Autant la création provisoire d’un Village des Bouquiniste peut-elle s’avérer intéressante, autant savons-nous par expérience que dans de nombreux cas, le provisoire a ceci d’étonnant qu’il devient rapidement définitif, alors même que ce n’était pas sa vocation initiale, du moins officiellement. Les bouquinistes font partie de l’âme des quais de Seine, qui sans eux, pourraient s’assimiler à la Place du Tertre vidée de ses artistes peintres. A ceci près que la cérémonie d’ouverture des JO n’aura pas lieu sur la Butte Montmartre, diront les aigris et les tenant du tout sécuritaire. Dans ce cas, qu’ils n’y aillent pas, car en bien d’autres endroits des sites olympiques, la perpétration d’un acte immonde restera malheureusement possible.

L’organisation de cet événement festif hors d’un stade, contrairement à la coutume, ne manque pas d’inconvénients et en période de menace terroriste, augmente considérablement les facteurs de risque. Ce dont il fallait parler et penser en amont, car la dite menace ne date pas d’hier. Sacrifier ce qui fait le charme et la renommée des quais de Seine, alors que Paris verra à cette occasion s’accroître le nombre de ses visiteurs, ne contribue pas au rayonnement mondial de la ville. Renoncer à la culture générale au profit de la généralisation de la culture de la sécurité, est un mauvais pari sur l’avenir, mais un excellent moyen d’abrutissement général des masses.

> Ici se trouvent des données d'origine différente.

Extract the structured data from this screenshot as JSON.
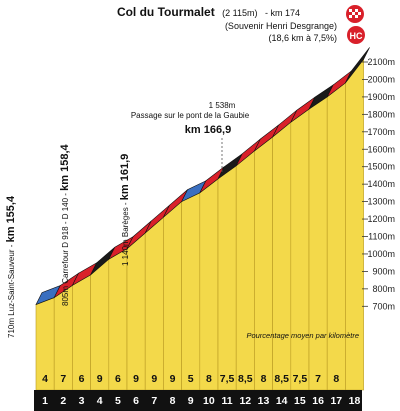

Par ailleurs, les bouquinistes n’ont pas attendu d’avoir le soutien de la Mairie de Paris, pour se mobiliser en vue de leur inscription au Patrimoine Culturel Immatériel de l’Unesco, car ils sont engagés dans cette démarche de reconnaissance depuis 2018. Inscrits depuis 2019 au Patrimoine Culturel Immatériel en France, ils exercent leur activité sur les rives parisiennes de la Seine, elles-mêmes inscrites au Patrimoine Mondial de l’UNESCO depuis 1991. Ce qui fait au total, beaucoup de patrimoine à bouleverser jusqu’à le mettre en péril, pour une manifestation festive éphémère, si belle soit-elle.